KNL Cache Mode Performance
KNL's MCDRAM cache is prone to cache thrashing, which can be detrimental to application performance and performance reproducibility. NERSC initiated and led a Center of Excellence, including participants from Cray, Intel, ACES and ALCF, to minimize cache thrashing on Cori. These efforts improved the average performance of some benchmark tests by 2x. This page summarizes the results from the COE and provides guidance to users about how to minimize this issue for their applications.

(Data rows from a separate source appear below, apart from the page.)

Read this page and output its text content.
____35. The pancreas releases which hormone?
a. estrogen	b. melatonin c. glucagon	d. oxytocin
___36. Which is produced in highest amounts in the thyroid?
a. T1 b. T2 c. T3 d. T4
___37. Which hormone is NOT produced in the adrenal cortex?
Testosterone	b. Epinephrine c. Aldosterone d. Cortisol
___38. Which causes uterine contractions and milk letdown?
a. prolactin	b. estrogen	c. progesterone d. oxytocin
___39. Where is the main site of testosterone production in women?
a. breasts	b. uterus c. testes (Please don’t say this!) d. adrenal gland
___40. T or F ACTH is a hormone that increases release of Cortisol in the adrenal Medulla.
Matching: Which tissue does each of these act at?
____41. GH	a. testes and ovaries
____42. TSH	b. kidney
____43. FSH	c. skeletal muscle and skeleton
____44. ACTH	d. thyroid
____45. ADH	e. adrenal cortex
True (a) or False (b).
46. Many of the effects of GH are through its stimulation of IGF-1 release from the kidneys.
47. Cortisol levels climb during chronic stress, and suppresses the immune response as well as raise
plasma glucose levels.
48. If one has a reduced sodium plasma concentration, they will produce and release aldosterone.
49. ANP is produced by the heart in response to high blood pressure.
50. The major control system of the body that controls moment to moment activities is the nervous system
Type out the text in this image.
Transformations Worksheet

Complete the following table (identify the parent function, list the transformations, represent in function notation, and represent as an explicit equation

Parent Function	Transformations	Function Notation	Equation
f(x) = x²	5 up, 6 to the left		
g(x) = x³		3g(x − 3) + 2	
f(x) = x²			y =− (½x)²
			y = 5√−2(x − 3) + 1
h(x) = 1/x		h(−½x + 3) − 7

The two-level memory system on Cori's KNL nodes provides a promising combination of capacity and bandwidth: DDR memory provides relatively high capacity and modest bandwidth (96 GB and 90 GB/s), while multi-channel DRAM (MCDRAM) offers more limited capacity with high bandwidth (16 GB and >400 GB/s) . The MCDRAM may, as a boot-time option, be used in a ‘flat’ mode that requires software management of which arrays are allocated in each memory level or a ‘cache’ mode that is software-transparent, but incurs some latency and bandwidth penalties.
The cache mode is the default Cori because it is most convenient for application programmers and typically provides good performance. Shortly following Cori’s installation in August 2016, we observed high levels of performance variation in KNL’s cache mode, manifesting as both run-to-run timing differences and unexpected scaling challenges for applications that scale well on similar systems. Cache thrashing was quickly suspected as a likely cause because these effects were not observed in flat mode.
Our analysis of the Mini-FE application also pointed to cache-miss imbalances as the source of its inconsistent performance. Mini-FE reproduces the essential kernels of a finite element application: it assembles, then solves a sparse linear system from the steady-state conduction equation . The performance of the sparse matrix-vector product used by the conjugate-gradient solver is especially sensitive to memory bandwidth. This Mini-FE problem requires 17.6 GB memory, which was only slightly (10%) larger than the cache and performed less consistently than the other sizes tested. Figure 1 shows the joint distribution of the number of MCDRAM cache misses and performance for 256 single-node Mini-FE jobs. The strong correlation between these two measurements suggests that uneven cache miss rates are responsible for the performance imbalance across nodes. This begs the question: why would some nodes incur up to ten times more cache misses than others for the same workload? The answer to this question is tied to the interplay between cache structures and OS memory management.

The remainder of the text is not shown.